22 de março de 2024A autorização de residência em Portugal para pessoas nacionais da Comunidade de Países de Língua Portuguesa (CPLP), muitas vezes designado por "visto CPLP", entrou em vigor em 2023, durante a governação de António Costa, e permitiu a entrada em Portugal de milhares de imigrantes oriundos dos países africanos de língua portuguesa.
Mas pouco tempo depois das eleições legislativas de 10 de março, que deram a vitória à Aliança Democrática (AD), uma coligação que junta sociais-democratas (PSD), centristas (CDS-PP) e monárquicos (PPM), este visto passou a ter os dias contados.
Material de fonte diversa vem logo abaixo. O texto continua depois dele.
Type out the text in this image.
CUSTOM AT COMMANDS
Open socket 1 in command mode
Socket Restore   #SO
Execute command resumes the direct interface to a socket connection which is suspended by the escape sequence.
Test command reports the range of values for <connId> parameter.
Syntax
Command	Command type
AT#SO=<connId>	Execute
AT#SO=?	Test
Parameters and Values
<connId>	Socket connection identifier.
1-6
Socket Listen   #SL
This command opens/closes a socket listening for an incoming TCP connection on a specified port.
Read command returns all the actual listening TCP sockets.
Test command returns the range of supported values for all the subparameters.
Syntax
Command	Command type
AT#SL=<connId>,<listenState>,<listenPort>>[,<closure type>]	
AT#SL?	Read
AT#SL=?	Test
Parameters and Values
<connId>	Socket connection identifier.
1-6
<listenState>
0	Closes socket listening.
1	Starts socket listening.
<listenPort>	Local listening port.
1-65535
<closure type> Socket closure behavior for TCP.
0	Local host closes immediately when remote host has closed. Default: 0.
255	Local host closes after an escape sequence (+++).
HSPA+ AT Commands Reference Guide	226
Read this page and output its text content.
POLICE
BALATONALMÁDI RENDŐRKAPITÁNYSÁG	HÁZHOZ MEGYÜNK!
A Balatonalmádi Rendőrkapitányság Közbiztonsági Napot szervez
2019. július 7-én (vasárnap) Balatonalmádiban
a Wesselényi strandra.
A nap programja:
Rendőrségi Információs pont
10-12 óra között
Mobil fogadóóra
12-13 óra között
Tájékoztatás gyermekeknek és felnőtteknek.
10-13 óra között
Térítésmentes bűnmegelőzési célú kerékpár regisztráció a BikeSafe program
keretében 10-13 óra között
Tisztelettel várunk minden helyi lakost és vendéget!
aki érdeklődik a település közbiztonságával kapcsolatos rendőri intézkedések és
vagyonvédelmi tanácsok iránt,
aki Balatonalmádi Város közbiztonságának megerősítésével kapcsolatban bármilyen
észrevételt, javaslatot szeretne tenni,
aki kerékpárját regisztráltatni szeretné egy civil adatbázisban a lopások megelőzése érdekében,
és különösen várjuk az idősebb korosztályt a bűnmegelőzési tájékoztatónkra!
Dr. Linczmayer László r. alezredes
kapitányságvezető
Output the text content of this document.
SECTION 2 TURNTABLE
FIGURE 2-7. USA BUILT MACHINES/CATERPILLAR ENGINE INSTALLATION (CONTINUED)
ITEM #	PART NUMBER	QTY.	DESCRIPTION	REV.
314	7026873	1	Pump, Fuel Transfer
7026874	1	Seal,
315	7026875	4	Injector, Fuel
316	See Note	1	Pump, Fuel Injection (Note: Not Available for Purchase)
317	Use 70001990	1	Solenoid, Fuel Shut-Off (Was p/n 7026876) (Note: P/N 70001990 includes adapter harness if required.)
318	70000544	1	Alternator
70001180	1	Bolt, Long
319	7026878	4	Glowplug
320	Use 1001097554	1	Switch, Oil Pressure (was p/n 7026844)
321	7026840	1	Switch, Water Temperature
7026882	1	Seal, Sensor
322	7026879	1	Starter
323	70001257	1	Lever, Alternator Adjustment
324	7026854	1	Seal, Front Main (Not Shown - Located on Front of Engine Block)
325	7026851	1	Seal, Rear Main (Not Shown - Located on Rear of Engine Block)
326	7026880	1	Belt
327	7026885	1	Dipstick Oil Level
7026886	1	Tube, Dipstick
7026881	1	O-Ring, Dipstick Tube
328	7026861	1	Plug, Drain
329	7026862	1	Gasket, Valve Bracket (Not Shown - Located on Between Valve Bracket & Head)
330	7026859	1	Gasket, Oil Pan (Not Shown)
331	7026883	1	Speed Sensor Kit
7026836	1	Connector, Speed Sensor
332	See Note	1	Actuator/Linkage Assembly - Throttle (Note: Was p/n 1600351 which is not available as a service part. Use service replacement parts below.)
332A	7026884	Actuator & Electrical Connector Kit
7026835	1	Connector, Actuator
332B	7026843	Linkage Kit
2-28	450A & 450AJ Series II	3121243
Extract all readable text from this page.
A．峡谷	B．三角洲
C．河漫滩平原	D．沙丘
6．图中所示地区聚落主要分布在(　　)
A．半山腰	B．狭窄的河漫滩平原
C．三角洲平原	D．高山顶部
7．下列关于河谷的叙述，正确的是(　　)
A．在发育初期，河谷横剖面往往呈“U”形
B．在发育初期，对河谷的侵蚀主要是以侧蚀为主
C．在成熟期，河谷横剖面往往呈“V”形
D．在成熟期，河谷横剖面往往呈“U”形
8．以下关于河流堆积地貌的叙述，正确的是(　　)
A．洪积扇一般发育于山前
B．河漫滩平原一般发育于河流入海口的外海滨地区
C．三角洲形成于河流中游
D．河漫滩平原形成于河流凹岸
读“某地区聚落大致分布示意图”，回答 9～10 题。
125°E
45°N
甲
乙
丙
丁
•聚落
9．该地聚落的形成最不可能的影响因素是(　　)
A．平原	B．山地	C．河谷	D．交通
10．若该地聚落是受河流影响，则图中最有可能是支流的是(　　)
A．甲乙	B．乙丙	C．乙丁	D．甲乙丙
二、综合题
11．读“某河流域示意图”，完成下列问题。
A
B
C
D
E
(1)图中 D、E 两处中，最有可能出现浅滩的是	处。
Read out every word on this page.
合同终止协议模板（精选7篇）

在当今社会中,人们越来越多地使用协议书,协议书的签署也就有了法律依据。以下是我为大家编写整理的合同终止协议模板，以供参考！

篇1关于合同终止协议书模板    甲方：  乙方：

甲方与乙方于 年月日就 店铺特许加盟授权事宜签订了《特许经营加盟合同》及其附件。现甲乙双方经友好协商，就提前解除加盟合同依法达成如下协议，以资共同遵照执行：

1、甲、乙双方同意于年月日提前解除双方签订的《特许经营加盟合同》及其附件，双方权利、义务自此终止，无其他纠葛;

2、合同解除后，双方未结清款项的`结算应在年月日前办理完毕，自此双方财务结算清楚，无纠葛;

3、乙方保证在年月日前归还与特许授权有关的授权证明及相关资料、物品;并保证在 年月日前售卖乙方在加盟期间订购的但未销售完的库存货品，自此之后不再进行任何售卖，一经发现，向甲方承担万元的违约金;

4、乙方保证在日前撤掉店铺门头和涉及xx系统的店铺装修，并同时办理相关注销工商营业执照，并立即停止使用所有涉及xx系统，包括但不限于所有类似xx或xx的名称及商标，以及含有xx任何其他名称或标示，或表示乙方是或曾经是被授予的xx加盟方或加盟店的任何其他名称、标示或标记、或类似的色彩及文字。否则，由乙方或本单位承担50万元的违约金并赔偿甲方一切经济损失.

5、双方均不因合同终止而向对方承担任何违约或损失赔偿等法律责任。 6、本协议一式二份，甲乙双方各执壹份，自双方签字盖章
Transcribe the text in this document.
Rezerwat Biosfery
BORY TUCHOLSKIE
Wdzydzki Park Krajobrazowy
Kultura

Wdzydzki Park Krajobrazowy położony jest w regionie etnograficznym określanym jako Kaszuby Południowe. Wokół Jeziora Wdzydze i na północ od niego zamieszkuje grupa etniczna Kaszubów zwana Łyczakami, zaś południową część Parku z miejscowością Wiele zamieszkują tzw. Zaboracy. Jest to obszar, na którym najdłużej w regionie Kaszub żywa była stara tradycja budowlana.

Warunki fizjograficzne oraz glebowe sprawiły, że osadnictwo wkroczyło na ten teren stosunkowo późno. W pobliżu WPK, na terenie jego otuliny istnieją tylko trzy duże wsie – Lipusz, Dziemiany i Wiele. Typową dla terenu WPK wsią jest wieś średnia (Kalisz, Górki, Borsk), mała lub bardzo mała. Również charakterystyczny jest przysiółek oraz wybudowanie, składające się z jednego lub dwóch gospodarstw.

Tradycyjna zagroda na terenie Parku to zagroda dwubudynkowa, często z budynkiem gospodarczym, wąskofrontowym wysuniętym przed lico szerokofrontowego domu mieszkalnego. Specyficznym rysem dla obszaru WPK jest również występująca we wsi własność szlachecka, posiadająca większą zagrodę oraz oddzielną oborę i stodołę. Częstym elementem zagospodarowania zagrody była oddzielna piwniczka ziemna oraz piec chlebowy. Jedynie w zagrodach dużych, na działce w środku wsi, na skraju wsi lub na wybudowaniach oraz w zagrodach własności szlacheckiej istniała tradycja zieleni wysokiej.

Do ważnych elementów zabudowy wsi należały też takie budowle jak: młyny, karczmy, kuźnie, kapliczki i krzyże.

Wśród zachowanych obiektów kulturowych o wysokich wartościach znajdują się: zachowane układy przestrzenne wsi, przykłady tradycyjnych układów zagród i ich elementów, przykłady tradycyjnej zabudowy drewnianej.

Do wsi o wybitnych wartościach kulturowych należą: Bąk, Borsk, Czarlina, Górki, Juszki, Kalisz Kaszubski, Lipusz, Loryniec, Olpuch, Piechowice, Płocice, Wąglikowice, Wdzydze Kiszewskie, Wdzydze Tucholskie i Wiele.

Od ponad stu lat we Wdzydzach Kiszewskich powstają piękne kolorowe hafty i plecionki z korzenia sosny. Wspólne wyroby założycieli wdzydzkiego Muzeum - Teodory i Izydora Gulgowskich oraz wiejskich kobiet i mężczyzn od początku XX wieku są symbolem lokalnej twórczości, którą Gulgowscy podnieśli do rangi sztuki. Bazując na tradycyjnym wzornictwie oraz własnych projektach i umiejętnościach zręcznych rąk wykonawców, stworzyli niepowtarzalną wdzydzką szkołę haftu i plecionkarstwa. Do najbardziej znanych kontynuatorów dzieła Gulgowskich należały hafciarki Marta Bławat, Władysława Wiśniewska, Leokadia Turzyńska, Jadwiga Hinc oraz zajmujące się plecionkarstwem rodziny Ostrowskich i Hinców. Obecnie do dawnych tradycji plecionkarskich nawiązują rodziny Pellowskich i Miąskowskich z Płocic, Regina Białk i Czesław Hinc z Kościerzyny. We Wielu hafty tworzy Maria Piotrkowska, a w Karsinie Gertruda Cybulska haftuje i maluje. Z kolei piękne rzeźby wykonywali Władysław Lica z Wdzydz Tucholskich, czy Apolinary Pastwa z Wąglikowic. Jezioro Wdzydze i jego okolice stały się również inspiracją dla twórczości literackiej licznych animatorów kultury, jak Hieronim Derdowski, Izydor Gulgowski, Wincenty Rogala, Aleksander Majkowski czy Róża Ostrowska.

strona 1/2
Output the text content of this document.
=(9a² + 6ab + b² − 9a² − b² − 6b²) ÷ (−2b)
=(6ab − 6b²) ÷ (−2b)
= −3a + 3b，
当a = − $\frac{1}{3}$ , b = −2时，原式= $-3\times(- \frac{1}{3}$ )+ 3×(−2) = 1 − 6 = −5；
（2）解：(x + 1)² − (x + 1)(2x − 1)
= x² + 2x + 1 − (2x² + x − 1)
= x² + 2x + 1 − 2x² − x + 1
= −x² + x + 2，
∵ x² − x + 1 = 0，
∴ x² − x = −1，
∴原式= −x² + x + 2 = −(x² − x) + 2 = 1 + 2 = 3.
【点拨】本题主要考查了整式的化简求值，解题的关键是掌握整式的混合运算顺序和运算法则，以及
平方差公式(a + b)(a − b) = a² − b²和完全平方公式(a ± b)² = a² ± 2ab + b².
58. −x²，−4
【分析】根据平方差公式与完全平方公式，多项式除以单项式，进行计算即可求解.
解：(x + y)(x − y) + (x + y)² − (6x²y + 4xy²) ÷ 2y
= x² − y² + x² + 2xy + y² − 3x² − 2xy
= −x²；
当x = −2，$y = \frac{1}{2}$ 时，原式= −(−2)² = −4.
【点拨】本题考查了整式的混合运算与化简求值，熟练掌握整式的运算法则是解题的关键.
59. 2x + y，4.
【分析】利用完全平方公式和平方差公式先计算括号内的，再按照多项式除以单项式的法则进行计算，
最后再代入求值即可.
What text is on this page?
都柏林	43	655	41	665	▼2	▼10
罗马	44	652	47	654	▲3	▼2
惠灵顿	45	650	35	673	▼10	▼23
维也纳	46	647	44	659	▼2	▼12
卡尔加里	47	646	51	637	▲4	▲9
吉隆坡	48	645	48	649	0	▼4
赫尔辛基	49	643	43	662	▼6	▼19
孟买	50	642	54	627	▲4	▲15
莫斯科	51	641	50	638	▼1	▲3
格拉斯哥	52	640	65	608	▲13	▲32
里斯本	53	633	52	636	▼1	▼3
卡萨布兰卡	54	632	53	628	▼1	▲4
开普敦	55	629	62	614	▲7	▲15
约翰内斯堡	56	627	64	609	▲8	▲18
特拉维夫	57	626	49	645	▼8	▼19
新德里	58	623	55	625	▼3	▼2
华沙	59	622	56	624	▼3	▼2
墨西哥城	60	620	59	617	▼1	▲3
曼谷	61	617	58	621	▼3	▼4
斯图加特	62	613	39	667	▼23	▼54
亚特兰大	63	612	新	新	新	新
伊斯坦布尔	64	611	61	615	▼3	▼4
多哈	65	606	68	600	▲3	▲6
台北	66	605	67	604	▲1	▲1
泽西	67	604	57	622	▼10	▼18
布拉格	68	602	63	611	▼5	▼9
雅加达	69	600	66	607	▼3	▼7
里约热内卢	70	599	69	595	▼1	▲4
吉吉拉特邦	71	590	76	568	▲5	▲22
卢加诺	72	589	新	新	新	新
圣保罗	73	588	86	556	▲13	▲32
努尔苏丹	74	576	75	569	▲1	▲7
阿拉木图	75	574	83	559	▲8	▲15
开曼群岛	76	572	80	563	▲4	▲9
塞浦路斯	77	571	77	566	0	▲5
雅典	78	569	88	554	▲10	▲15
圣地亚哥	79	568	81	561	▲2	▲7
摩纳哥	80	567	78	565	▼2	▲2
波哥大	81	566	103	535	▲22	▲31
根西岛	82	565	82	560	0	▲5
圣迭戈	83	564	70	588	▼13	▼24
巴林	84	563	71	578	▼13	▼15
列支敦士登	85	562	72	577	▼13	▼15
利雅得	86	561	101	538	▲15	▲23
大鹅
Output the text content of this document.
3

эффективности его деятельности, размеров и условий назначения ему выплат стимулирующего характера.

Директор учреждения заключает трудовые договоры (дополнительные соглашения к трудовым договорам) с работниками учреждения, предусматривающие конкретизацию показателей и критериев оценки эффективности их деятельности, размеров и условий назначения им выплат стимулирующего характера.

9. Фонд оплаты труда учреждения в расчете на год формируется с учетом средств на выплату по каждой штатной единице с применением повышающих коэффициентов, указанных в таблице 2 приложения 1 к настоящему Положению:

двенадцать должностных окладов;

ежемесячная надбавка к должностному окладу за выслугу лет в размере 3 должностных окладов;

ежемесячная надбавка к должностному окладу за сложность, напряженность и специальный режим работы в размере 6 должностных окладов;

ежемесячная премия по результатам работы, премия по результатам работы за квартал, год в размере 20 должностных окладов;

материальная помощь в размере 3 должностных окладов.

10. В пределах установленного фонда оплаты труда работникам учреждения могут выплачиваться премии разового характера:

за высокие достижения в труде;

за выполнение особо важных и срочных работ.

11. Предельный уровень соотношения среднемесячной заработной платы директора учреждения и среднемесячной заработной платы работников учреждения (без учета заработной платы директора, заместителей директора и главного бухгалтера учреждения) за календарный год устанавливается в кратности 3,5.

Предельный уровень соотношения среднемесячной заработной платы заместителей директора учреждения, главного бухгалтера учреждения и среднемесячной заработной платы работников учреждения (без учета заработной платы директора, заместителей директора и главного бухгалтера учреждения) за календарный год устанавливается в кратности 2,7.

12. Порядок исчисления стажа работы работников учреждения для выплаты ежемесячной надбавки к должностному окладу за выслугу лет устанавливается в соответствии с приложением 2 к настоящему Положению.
A Agência para as Migrações, Integração e Asilo (AIMA), que substituiu o extinto Serviço de Estrangeiros e Fronteiras (SEF), anunciou na sua página online que este tipo de autorizações é aceite apenas até 30 de junho.
Anúncio inesperado
O estudante são-tomense Merlander da Costa foi à AIMA, em Lisboa, tratar do título de residência e foi informado, para sua surpresa, que o visto CPLP terminaria em junho.
"Há pessoas com vistos da CPLP a trabalhar em Portugal. E se [o visto] acabar têm de arranjar solução para isso [para a pessoa não ficar] sem documento", disse à DW.
Nos primeiros três meses, após a entrada em vigor do visto CPLP, em março de 2023, foram atribuídas mais de 150 mil autorizações de residência.
Também Darling Barbosa, imigrante são-tomense, conta que ficou cerca de três anos à espera de documentos para obter residência em Portugal e lamenta o fim do visto CPLP, que nestes últimos meses facilitou a entrada no país de muitos africanos lusófonos.
"Quando cheguei, para adquirir documentos, demorou dois a três anos. Então, como eles estão a chegar já com o visto [CPLP], é muito bom porque conseguem ter estabilidade no trabalho", comentou.
Darling Barbosa entende que o novo Governo português deveria manter o visto CPLP. No entanto, a Comissão Europeia já tinha questionado Portugal por causa deste tipo de autorização, estabelecida à luz do Acordo de Mobilidade entre os pares da CPLP. A Comissão chegou a abrir um processo contra o visto CPLP, porque entendeu que o referido procedimento não estava em conformidade com as regras europeias.
Decisão "precipitada"
Miguel Fortes, presidente da Associação Caboverdiana do Seixal, que tem ajudado muitos imigrantes a conseguirem o processo de legalização, considera "precipitada" a decisão de suspender este visto.
"A AIMA deve fazer um registo total dos imigrantes que estão cá ao abrigo deste visto e depois dos 150 mil que já estão com essa tal residência de um ano, para poder dizer também como fica o futuro destas pessoas em Portugal", considerou.
O dirigente associativo diz que, até então, faltou informação pública adequada. E, na qualidade de advogado, sustenta que a decisão da AIMA não é vinculativa.
"Não tenho os estatutos da constituição da AIMA para saber se a AIMA tem essa competência de [determinar] o fim desse visto. Ou se [deve] devolver essa competência ao próximo Governo, à Assembleia da República, para revogar essa lei", comentou.
O jurista reforça que "qualquer decisão tomada por quem está a dirigir a AIMA nessa matéria de concessão e atribuição de visto é ilegal, porque essa concessão e essa atribuição tem uma base legal, aprovada na Assembleia da República", afirmou.